Unfortunately, the very chances of anything like the above happening are practically
zero. The execs at WB certainly wouldn't allow practices as radical as making a new Bugs Bunny Show with the original shorts or restarting theatrical shorts using original characters, let alone completely overhauling the animation studio just for the sake of quality product. And at least a few of the talented folks mentioned above still haven't gotten over alleged "betrayals" on part of fellow artists (an ongoing result of the tragic, painful history of Ren and Stimpy). Chances are that this whole futile attempt to make Warner Bros.
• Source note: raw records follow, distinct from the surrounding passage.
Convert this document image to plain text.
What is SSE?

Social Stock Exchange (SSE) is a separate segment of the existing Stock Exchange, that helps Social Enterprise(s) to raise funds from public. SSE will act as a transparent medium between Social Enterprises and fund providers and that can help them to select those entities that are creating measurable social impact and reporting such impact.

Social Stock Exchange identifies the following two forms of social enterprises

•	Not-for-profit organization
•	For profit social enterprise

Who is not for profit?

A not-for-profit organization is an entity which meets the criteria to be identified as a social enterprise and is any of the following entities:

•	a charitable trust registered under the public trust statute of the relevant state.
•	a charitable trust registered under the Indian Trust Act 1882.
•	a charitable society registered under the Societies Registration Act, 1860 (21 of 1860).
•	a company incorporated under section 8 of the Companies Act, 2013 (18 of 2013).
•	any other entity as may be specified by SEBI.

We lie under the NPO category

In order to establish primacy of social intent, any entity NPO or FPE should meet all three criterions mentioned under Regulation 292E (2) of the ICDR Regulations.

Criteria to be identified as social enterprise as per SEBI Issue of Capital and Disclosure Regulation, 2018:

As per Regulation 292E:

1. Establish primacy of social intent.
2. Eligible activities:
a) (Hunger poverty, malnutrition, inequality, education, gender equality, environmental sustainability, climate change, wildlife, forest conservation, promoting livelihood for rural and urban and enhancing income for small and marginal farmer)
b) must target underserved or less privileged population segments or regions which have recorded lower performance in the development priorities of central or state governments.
Animation (and present-day animation in general) worth taking seriously again will fail miserably, and (given the new Bugs Bunny Show's significant involvement in this endeavor) make WB trust even less in their own characters.
But it's still worth dreaming about nonetheless.
Warner Bros. seems to be more interested in cynically milking outside properties for all they are worth when it comes to animation, most notably Tom and Jerry (yeah, they cancelled the second Golden Collection, but they're still putting out DTVs on a more-or-less annual basis), DC Comics, and Scooby-Doo (and even the Flintstones and Jonny Quest have gotten respites from disuse lately!). But the way their animation studio is now, I can't say I'd like to see more all-new Looney Tunes either (I think "Wabbit" is enough at this point, its faults and virtues aside); just air the classics (with new interstitials) and release them on Blu-ray, and spend the majority of the money for new animation on original cartoons that nonetheless follow the same great principles that defined the Golden Age! (Solid drawing, great character animation, and an individual vision are a start. Regarding the latter, consider this a footnote: a Freleng cartoon, a Jones cartoon, and a McKimson cartoon all have different personalities behind them even when they use the same characters.)